Molecular docking involves fitting a protein and ligand together in a favorable conformation to form a complex. Structural information from such a complex may help to clarify the inhibitory nature between inhibitor and enzyme. The AutoDock-Vina program [39] was used to identify the binding mode of compound 1 and 1* with Mycobacterium tuberculosis ATPase. The compounds were allowed to dock anywhere in a 35 Å × 35 Å × 35 Å volume centered around Glu-61 of c-subunit, with the Lamarckian genetic algorithm (LGA). The maximum numbers of energy evaluation and generation were set to 250,000 and 27,000, respectively. A total of 20 separate docking runs were performed with the initial population of 20 individuals, and the lowest energy structure from each run was retained. Final docked conformations were clustered by using a tolerance of 1.0 Å root mean square deviation (RMSD).

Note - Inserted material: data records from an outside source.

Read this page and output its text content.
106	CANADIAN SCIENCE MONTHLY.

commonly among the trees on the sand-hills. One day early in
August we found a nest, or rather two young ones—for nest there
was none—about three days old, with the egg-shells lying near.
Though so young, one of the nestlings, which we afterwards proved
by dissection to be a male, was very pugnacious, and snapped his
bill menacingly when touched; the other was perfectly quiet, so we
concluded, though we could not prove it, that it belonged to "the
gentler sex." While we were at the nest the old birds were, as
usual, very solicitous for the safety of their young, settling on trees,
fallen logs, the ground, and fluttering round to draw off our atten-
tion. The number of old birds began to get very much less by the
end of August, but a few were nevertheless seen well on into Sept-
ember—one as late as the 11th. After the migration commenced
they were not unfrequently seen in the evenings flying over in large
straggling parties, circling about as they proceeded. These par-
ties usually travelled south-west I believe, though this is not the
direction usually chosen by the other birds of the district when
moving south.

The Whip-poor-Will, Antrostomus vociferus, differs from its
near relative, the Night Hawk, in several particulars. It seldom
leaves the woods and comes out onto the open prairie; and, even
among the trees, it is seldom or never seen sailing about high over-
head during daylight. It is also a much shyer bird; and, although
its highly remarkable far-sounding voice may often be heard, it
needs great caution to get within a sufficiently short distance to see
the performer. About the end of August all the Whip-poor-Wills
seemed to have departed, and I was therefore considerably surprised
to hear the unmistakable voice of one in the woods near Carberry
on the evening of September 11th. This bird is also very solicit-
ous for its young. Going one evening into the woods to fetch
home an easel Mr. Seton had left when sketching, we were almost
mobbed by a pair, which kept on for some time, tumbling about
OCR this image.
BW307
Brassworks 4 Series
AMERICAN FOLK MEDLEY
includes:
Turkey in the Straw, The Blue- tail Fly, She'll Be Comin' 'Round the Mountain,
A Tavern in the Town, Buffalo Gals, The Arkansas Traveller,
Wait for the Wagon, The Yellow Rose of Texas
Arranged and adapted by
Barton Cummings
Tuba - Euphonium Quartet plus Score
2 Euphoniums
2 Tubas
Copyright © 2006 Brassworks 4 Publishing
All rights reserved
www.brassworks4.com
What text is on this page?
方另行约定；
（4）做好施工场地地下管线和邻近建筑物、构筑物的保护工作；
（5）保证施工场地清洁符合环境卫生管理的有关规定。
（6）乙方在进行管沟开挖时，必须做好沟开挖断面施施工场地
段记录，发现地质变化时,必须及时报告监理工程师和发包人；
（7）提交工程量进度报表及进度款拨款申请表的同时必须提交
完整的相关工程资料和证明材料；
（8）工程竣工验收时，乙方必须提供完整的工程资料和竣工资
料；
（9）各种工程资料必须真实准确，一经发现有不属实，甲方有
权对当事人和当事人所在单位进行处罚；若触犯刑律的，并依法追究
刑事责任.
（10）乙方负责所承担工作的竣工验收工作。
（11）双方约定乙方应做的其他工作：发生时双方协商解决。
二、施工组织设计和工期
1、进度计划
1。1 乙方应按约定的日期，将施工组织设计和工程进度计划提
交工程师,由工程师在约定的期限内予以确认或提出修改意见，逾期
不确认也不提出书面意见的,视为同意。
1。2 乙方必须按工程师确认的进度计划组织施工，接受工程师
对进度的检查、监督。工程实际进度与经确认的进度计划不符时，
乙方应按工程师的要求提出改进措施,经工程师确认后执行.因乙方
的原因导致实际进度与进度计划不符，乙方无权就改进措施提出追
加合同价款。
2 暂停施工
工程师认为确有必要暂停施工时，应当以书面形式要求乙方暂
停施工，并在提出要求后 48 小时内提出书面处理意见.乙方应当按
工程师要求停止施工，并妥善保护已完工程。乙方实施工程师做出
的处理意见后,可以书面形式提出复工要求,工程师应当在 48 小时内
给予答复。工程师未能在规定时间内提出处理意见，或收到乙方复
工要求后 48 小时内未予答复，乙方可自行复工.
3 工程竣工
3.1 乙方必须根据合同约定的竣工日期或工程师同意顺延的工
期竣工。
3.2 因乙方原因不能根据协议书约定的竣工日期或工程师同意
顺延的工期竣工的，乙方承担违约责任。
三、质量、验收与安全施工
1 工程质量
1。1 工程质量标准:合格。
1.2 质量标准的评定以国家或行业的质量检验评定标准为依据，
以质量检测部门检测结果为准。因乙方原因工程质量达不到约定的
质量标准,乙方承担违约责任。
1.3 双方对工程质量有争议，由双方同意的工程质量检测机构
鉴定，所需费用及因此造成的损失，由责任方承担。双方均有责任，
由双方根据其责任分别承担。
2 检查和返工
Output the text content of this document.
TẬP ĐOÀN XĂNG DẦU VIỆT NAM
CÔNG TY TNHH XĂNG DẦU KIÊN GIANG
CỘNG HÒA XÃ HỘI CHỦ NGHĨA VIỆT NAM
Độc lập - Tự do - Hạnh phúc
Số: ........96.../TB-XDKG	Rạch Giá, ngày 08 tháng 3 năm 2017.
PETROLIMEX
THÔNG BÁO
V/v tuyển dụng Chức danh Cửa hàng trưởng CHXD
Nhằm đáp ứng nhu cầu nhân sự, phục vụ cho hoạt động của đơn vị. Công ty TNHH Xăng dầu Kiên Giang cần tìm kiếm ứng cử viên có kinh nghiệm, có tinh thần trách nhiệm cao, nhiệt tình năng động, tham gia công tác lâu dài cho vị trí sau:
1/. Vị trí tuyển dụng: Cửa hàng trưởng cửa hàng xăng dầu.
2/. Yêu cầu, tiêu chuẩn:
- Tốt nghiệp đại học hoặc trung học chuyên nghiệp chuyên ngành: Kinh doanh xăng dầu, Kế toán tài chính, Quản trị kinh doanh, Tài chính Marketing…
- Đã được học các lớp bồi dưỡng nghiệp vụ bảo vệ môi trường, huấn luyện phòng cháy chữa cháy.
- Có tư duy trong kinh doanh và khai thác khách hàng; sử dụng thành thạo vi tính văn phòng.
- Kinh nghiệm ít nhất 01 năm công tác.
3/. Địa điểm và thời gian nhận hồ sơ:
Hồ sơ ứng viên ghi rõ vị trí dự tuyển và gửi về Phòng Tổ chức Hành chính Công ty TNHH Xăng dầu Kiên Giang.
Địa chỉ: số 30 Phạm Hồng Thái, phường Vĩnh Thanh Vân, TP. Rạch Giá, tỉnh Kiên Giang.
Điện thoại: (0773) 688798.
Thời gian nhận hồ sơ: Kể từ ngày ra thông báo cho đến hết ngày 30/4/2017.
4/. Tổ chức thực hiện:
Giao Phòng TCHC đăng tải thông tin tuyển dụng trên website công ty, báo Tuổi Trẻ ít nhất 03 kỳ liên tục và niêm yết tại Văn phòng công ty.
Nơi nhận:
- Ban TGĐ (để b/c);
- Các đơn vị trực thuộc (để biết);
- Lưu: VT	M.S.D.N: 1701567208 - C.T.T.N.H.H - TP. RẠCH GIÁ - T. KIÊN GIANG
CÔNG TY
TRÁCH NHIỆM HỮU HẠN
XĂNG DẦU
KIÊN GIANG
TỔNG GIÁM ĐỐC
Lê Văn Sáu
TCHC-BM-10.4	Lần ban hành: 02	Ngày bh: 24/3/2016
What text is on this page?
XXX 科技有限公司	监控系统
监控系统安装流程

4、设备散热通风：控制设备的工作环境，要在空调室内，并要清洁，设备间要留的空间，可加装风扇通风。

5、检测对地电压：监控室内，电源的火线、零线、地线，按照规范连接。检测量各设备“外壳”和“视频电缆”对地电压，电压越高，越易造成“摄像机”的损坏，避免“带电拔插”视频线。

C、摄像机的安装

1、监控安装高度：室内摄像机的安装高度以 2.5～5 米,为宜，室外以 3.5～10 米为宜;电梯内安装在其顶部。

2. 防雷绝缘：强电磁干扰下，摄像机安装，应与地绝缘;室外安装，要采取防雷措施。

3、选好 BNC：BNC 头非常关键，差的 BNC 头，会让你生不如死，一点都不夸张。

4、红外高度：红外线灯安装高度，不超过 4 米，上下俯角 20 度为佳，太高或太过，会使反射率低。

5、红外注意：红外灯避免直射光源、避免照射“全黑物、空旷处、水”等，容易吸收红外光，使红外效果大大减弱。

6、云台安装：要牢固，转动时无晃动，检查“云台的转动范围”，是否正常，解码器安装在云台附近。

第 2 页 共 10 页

3.4. Antimycobacterial Test for 1 and 1*

The test stain (Mycobacterium phlei 1180) was obtained the China General Microbiological Culture Collection Center (Beijing, China). M. phlei stock cultures were maintained on Lownstein-Jenson slants whilst the working cultures were incubated in a defined medium with the initial pH 7.4–7.6 (100 mL) containing tryptone 1 g, beef extract 0.5 g, glycerol 0.5 g and NaCl 0.5 g. A series of broth tubes containing diluted chemical synthetic compound concentrations were prepared and inoculated with a 48 h liquid culture of Mycobacterium phlei 1180. The maximum concentration of compounds for biological test is 1 mg·mL⁻¹, and then a serial dilution of the compounds were made. The final drug concentrations test were 0.01−1000.0 μg·mL⁻¹. Then the tubes were incubated at 37 °C for 20 h. The MIC was defined as the lowest concentration that prevented the mycobacterial growth and their inhibition against other strains is test by naked eye. Rifampicin was chosen to be the standard drug and the MIC was 10.0 μg·mL⁻¹. The MIC range of bedaquiline against M. phlei is 0.03−0.13 μg·mL⁻¹ [53].

4. Conclusions

In conclusion, we have synthesized for the first time two chiral analogs of bedaquiline which contain H-bond donors. The ACs of the isomers were determined by experimental and theoretical ECD spectra, and X-ray structures analyses further validated the assignments of AC. Furthermore, the test for the anti-TB activity has demonstrated that R/S-isomer is better than the S/S-isomer. Subsequently, the target compound was docked into the pocket to explain the nature of the inhibitory activity and binding mode differences between diastereoisomers. The results revealed that the R/S-isomer could form key H-bond interactions with the Glu-61 residue of the c-subunit, and thus block proton transfer. Therefore, chiral features and hydrogen bonding of the ligand play an important role in the activity against Mycobacterium tuberculosis.